Menangkis Kekhawatiran

Baik Erl, aku membalas ini dalam keadaan terdesak. Aku terlalu sibuk dengan kegiatanku. Tapi tenanglah, kekhawatiranmu akan terus kutangkis.
Masih banyak hari dimana kita dapat berkirim surat, berbalas pantun, menulis sajak, dan bertatap muka. Ya? Bencana akan selalu datang, selama mereka tak mencoba paham keadaan alam.

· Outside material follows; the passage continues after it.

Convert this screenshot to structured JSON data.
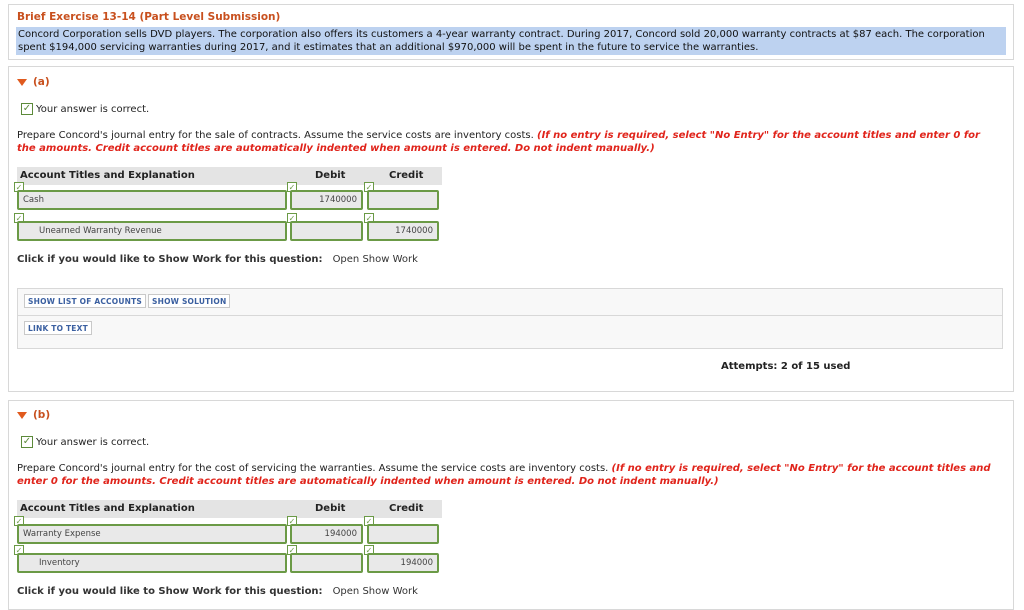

Aku sendiri mulai paham tentang mau mereka, yang ingin dipelihara dan dijaga. Kotaku tidak sehat, tapi aku tidak. Sampai sekarang pikiran kanak-kanakku masih terus menempel, menganggap hujan turun karna ada bidadari sedang mandi (pernah berpikir seperti itu?) Masa kecilmu manis sebagai perempuan, tidak kebanyakan sama, kan?.
Berterimakasihlah lagi, dan lagi-lagi harus kau sampaikan rasa terimakasihku pada ibumu, terus menjaga perempuan yang kini sedang berbalas surat denganku.

Racauanmu slalu indah kudengar, silahkan untuk terus meracau. Melamun, tertawa, sedih, mengantuk sekalipun akan kudengar. Tak banyak pemahamanku tentang hari valentine, karna hari kasih sayang kata ibuku harus terus dirayakan setiap hari.
Sebelum kututup, Ini penggalan sajak yang sempat kutulis namun belum rampung. Tapi tak apa, ini layak kau baca. "Sepasang kakiku ialah sore yang sengaja tak kuijinkan berjalan, agar aku bisa mencintaimu di senja yang datang perlahan."